Note that Apple is not using the "innate RGBA capabilities of the video card" to its fullest extent either. Furthermore, even good 3D cards may not do the right thing for 2D rendering--2D desktop rendering is not simply a subset of 3D rendering.
And, of course, you can very well write a compositing manager to do this. That's the beauty of this extension set and architecture - the X server doesn't tell you how to render things. It just provides the means to let you do it. You could even swap composition managers on the fly, I'd imagine, or just tweak settings there-of, or whatever. Just like you can do with a window manager.
Then why are so many more people going with Gnome and KDE? Why don't more people just support the GNUstep people instead?
Easy: while a lot of people like the look of the Mac, they don't like the underlying technologies: DisplayPDF and Objective-C. Personally, I think those technologies are obsolete, inefficient, and cumbersome.

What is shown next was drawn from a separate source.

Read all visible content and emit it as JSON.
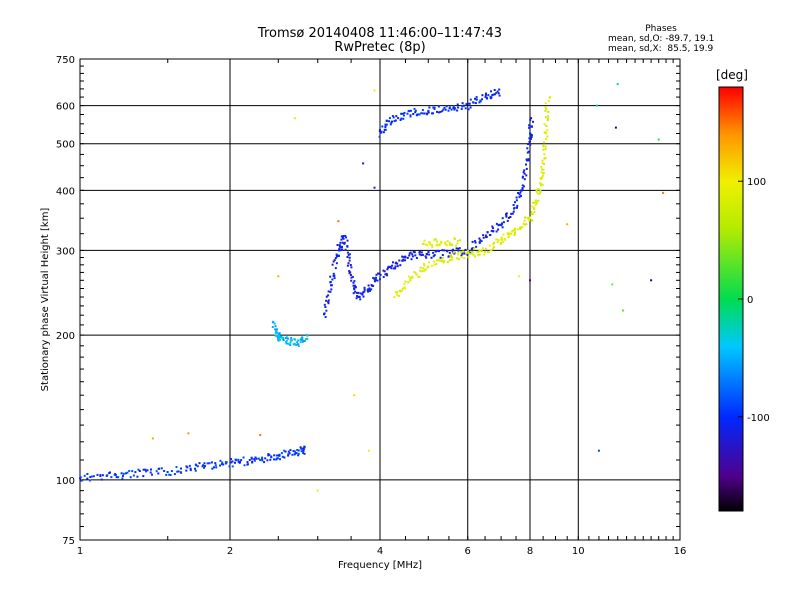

I think adding transparency to X11 is a technically much better solution. It is language neutral and transport agnostic. It also has the virtue of being backwards compatible. And it doesn't require people to throw away their existing X11 software--there is a lot more X11 software than OpenStep or Apple software.
X11 will also get server-side stored vector graphics based on SVG. Again, same functionality as DisplayPDF but more standards compliant and a better design.
Also, OpenStep exists as a standard so it sure will make easier to port commercial applications written in Cocoa to the Unix world.
In what sense do you believe OpenStep is a "standard"? Where are the standards documents? Where can you even get an implementation?
It seems that right now, we have GNUstep and Cocoa, two similar but incompatible implementations, together with some copyrighted API documents.
Note, incidentally, that few of the features that make the Macintosh API visually appealing (shadows, transparency, etc.) were pioneered by Apple, and historically were implemented without anything like Apple's software infrastructure.
There, I would like to point out why something like KDE exists to -reduce- bloat, paradoxical as you may think it.
First of all, a LOT of any given KDE app's functionality resides in the libs. Heck, you can write a simple Web browser in 10 lines of code... This means that to start that app you'll need to load all sorts of libs, which accounts for some of the ~25% more memory a full KDE desktop takes over WindowMaker, as the parent post points out.
Only, and there's the tasty part, once the lib is loaded, it's loaded for all the apps that will ever use it. Ergo: the more code is shared by apps, the less bloat you get down the road.
While this -does- mean you get a bit of an overhead at startup, any additional KDE app running takes up considerably less additional memory than a similar app re-coded from scratch.
I routinely have 10 to 20 browser windows (tabbed and not tabbed) open at a given time, with a mail client, newsreader, IM app, music app, a variety of applets, an IDE and countless terms, and the system doesn't even flinch. Try doing that with as many GUI apps all reinventing their own wheel.
Oh, and as for speed, turn off the eye candy and KDE runs all sweet on a simple Pentium (yes, I did try it).
Note, I name KDE here because that's what I use most, but the same can be said for Gnome (to a lesser extent maybe; last time examined the Gnome architecture it encouraged custom code somewhat more, which is not a bad thing either, mind).
-- B.
This sig does in fact not have the property it claims not to have.